Saturday, October 20, 2007

James Corbett Morris a.k.a. Jimmy Driftwood

Jimmy took his last name from a joke his father played on his mother when he was born, handing her a bundle of driftwood wrapped up in a blanket instead of her new son. The term "larger than life" has never been more appropriately applied to a human being. I wasn't in Winfield in '67, but I got to see him in '69 at a Woody Guthrie Memorial that had to be moved to Oklahoma City when the town of Okemah denied the organizers a permit. The stage vibrated when Jimmy walked across it, some kind of inner tremor from a faultline that leads straight back to Stone County, Arkansas. The air did a slow buck-dance in anticipation of his crouching frame as his mouth bow commenced to call out like some old heeler clear down at the end of the draw out to Timbo.
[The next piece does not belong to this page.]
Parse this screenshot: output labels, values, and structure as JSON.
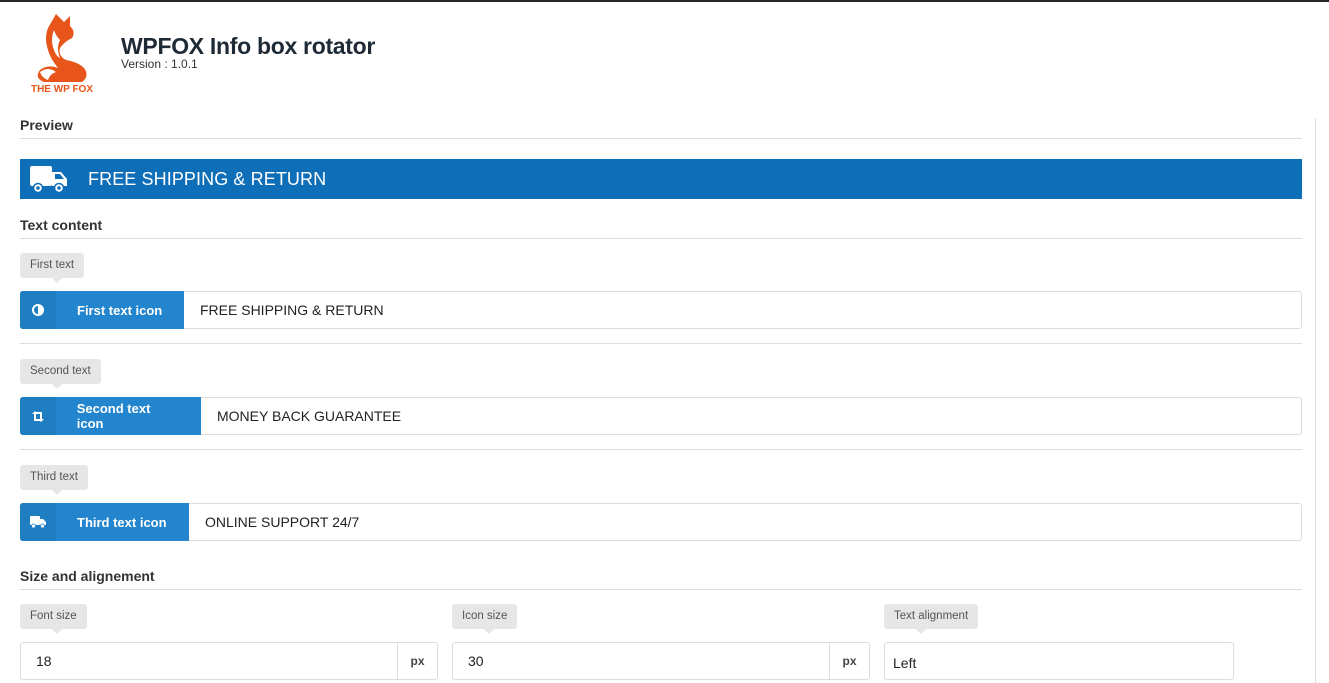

It wasn't music that come out of this man so much as it was the beginning of music, the newly born heart of music, the eternal soul of music wrapped up in a bundle of sticks.

It might have been the first trance of my young life.
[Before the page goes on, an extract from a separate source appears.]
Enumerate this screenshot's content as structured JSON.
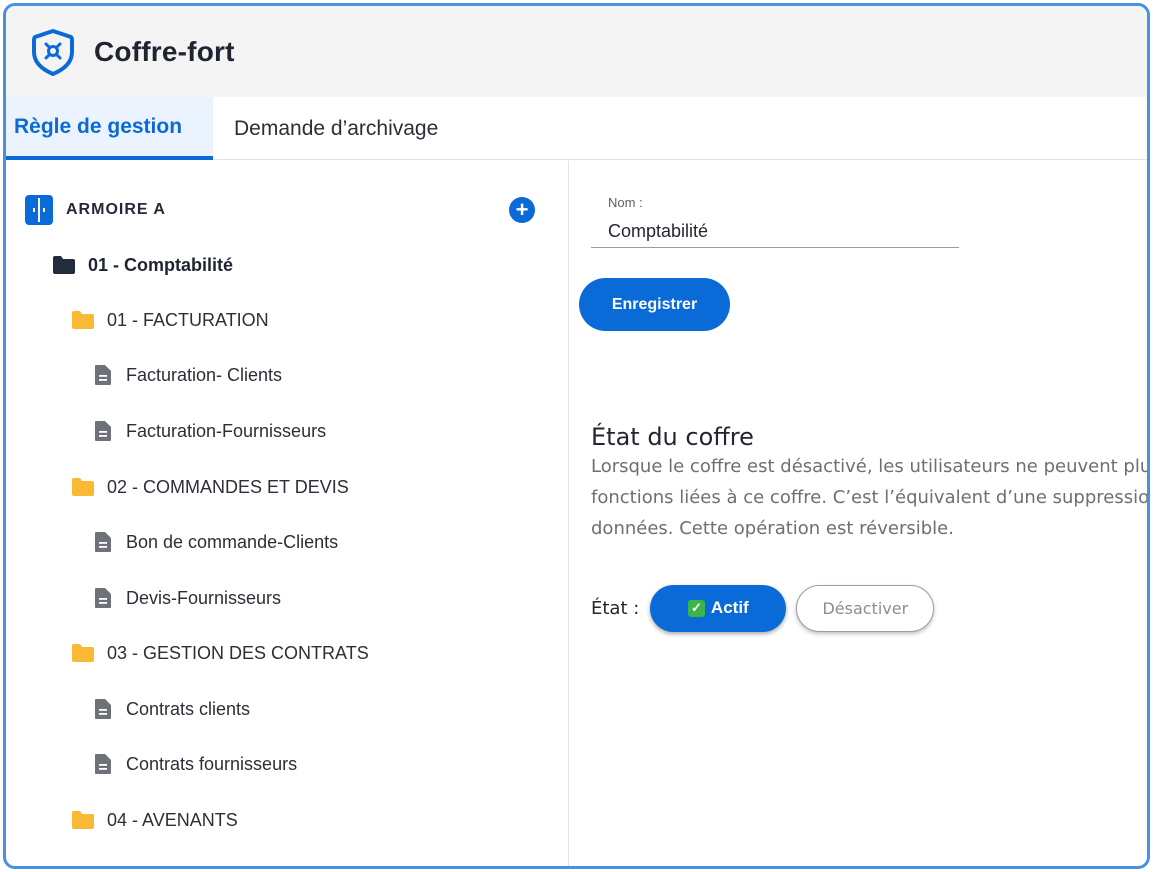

In the second photograph, Jimmy can be seen holding his trademark guitar, the one he learned to play on and which he used in all of his concerts and in all of his recording sessions. It was made by his grandfather from a fence rail, an old ox yoke, and the headboard of his grandmothers bed. With him are two young gentlemen who were a big part of the driving force behind this festival: On the left is Sam Ontjes, festival director, who lives now in Hutchinson, Kansas, on the right is Stuart Mossman, guitar builder, who died in 1999. Not today, but someday, both men will be recognized as co-founders of the Walnut Valley Festival.